Las barberías
Han vuelto y se esparcen por doquier a modo de esporas de helechos en el
amplio espectro que la moda diseña. Barberías, y punto. Nada de peluquerías, ni
salones de belleza, que tanto tiempo difuminaron el auténtico valor de la
artesanía capilar en manos de expertos. Cambiantes rumbos los que fueron
sucediéndose hasta llegar a ser lo que ahora vuelven a ser. Unos tronos de
recias formas en los que el osado se convierte en señor a manos del fígaro de
turno. Nada de baberos con bolsillos sobre los que depositar las tijeras o
encerrar las navajas. Nada de estanterías acristaladas en las que el bote de Floyd se daba codazos con las lacas
buscando su mejor perfil cara al cliente. Y la luna, esa inmensa luna sobre la
que nuestro simétrico empezaba a interrogarse de modo silencioso sobre cuál
sería el resultado último de aquella puesta a punto de los cabellos. Y sobre la
acera, el cilindro tricolor afrancesado dando gritos silenciosos sobre la labor
que dentro se ejerce. Tras el giratorio, el tintineo de las manos de aquel que
tatuado sigue acorde a la moda y se dispone a dar cumplida cuenta de sus
habilidades. El brazo soportando el peso de la badana sobre la que buscar
afilado el acero navajil. Una mano sujetando el rostro y otra deslizándose
suavemente sobre los carrillos. Y el ritual retrocediendo en el recuerdo a aquellas tardes en las que las tertulias se
esparcían con las boinas colgadas del perchero de turno. Polvos de talco a modo
de pátina eliminadora de picores mientras la brocha se ahogaba en el cacillo
espumoso del jabón rampante. Y la radio, aquella radio con dimensiones
decamétricas, como convidada de piedra muda, para dar un toque vintage a lo que
nunca volverá a ser auténtico. Cuestión de modas por encima del cepillo
recolector de greñas pluviosas sobre las baldosas de aquellos reductos.
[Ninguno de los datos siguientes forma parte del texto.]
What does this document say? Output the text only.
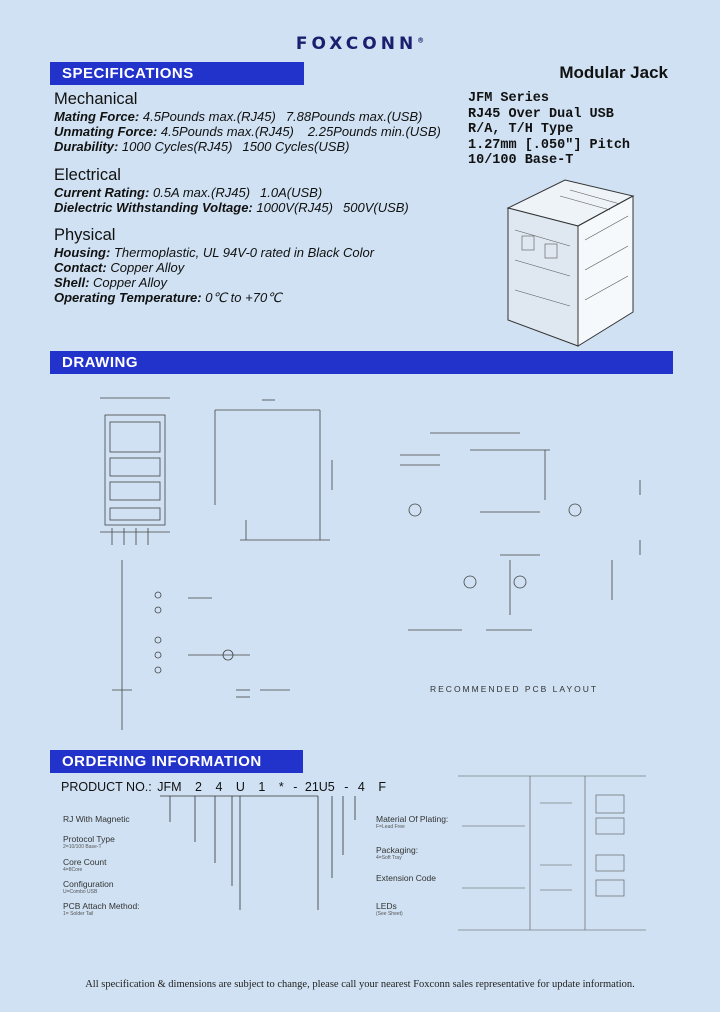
FOXCONN®
SPECIFICATIONS	Modular Jack
JFM Series
RJ45 Over Dual USB
R/A, T/H Type
1.27mm [.050"] Pitch
10/100 Base-T
Mechanical
Mating Force: 4.5Pounds max.(RJ45) 7.88Pounds max.(USB)
Unmating Force: 4.5Pounds max.(RJ45) 2.25Pounds min.(USB)
Durability: 1000 Cycles(RJ45) 1500 Cycles(USB)
Electrical
Current Rating: 0.5A max.(RJ45) 1.0A(USB)
Dielectric Withstanding Voltage: 1000V(RJ45) 500V(USB)
Physical
Housing: Thermoplastic, UL 94V-0 rated in Black Color
Contact: Copper Alloy
Shell: Copper Alloy
Operating Temperature: 0℃ to +70℃
DRAWING
RECOMMENDED PCB LAYOUT
ORDERING INFORMATION
PRODUCT NO.: JFM 2 4 U 1 * - 21U5 - 4 F
RJ With Magnetic
Protocol Type
2=10/100 Base-T
Core Count
4=8Core
Configuration
U=Combo USB
PCB Attach Method:
1= Solder Tail
Material Of Plating:
F=Lead Free
Packaging:
4=Soft Tray
Extension Code
LEDs
(See Sheet)
All specification & dimensions are subject to change, please call your nearest Foxconn sales representative for update information.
Puede que si algunos de los clientes actuales
tuviesen la oportunidad de inmiscuirse en aquellas jornadas de manos del hoy
descubrirían los mil porqués de su existencia. Una existencia que a menudo se
construye con los pilares tan desgastados por el olvido como pulidos por la
perdurabilidad. Esas barberías, esos tabernáculos de la tertulia sabia de
generaciones precedentes, han decidido hacerse oír. Ni ellas mismas saben
cuánto les durará el auge y tampoco les importa. En la propia condición humana
está el hecho renovador de cambiar para seguir definitivamente, siendo lo que
somos. Ahora que mi cráneo no necesita de su periódica visita, ahora, es cuando
más necesitaría de su presencia para dar testimonio de un tiempo que sigue
siendo tricolor y oliendo a colonia a granel.